Nous citerons à ce propos les célèbres échanges de la chanson de la croisade contre les albigeois où l’évêque de Toulouse Foulques, l’ancien troubadour Folquet de Marseille répond aux attaques du comte de Foix. D’après ce dernier, l’évêque se serait enrichi grâce à l’activité de jongleur :
Que ab cansos messogieras et ab motz coladitz.
dont totz hom es perdutz qui.ls canta ni los ditz
ez ab sos reproverbis afilatz e forbitz,
ez ab los nostres dos, don fo enjoglaritz
ez ab mala doctrina es tan fort enriquitz
c’om non auza ren dire a so qu’el contraditz.
[Avec ses chansons mensongères et ses paroles insinuantes qui causent la perdition de tous ceux qui les chantent ou les disent, avec ses reparties affilées et fourbies, avec nos présents qui ont fait de lui un jongleur, avec sa doctrine mauvaise, il s’est si bien enrichi que personne n’ose défendre ce à quoi il s’oppose.] (laisse 145, 62-67 : Mourthié 2012, 264-5)
Sans entrer dans les détails nous estimons que la figure de l’interprète est au centre de la réussite ou de la défaite sociale de ce XIIIe siècle.
Le troubadour narbonnais Guiraut Riquier est connu d’ailleurs pour avoir écrit en 1275 une lettre au roi de Castille Alphonse el Sabio pour lui demander de hiérarchiser les catégories socioprofessionnelles liées à la performance théâtrale comme suit : tout d’abord les troubadours, les auteurs des textes aussi bien que de la musique, qui prennent bien sûr la position dominante, et parmi eux les « docteurs du trobar », les plus grands ; viennent ensuite les interprètes, les jongleurs (chanteurs et musiciens), puis, à la dernière place les bouffons.
Un dernier texte, le contrasto bilingue de Raimbaut de Vaqueiras, de la fin du XIIe siècle, oppose une bourgeoise de la ville de Gênes à un jongleur provençal. Le texte dialogué se prête sans doute à une lecture théâtrale, les deux personnages font semblant de ne pas se comprendre alors que la langue que parle chacun d’eux est la caricature de la langue de l’autre (Caïti-Russo 2006b).
Nous arrivons à la conclusion de ce bref parcours autour de la performance médiévale finalement centrée sur la figure mythique et en quelque sorte maudite du jongleur. Avec un anachronisme assumé mais pas complétement déplacé nous pourrions dire avec Dario Fo que le mystère médiéval est devenu un Mistero buffo en réhabilitant les fameux bouffons que Guiraut Riquier avait relégués au bas de l’échelle du trobar.

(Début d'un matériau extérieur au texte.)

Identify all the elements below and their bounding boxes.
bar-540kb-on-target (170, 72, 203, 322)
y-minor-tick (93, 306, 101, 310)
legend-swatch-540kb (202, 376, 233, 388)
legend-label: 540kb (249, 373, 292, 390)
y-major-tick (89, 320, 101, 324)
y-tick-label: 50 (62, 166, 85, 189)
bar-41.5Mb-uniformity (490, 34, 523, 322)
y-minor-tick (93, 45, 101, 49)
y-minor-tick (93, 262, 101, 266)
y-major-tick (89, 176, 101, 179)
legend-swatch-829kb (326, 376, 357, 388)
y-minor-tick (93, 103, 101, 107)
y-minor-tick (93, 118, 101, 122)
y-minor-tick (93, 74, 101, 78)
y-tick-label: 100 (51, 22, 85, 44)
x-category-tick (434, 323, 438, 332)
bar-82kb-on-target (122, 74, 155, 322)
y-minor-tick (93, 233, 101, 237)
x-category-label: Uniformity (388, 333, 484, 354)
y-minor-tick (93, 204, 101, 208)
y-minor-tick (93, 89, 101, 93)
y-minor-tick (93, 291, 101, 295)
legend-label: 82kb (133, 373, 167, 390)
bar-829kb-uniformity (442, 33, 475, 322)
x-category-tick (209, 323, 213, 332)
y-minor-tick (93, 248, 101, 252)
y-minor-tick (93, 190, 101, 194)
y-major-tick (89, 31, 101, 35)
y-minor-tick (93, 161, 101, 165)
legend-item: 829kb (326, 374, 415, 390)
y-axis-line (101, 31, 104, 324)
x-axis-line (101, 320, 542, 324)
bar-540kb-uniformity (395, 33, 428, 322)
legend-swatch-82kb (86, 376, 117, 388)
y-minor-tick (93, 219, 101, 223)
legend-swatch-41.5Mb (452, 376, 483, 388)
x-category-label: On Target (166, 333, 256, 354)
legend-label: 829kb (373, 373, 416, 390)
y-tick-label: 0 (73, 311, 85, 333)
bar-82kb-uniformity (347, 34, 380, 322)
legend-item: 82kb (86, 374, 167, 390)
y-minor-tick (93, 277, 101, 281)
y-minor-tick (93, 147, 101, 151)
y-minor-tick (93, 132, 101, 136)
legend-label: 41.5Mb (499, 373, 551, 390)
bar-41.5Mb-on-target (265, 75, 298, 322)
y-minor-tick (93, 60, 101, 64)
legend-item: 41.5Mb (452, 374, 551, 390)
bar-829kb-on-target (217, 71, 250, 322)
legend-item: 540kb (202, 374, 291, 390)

Le jongleur contemporain jongle ainsi avec le langage aussi bien qu’avec son corps : il transforme les mots en onomatopées puis en gestes, en récitation corporelle, réconciliant et opposant ainsi culture savante et culture populaire5. Élève des saltimbanques qui couraient encore les rues au début du XXe siècle en Europe, Dario Fo identifie un public universel qu’il est capable de fédérer par un comique de satire politique et culturelle du pouvoir. On reste émerveillé par la versatilité virtuose de l’un de rares hommes de théâtre arrivé au Prix Nobel : je propose au lecteur d’assumer le mythe universel du dernier jongleur comme l’on assume le mythe du dernier troubadour.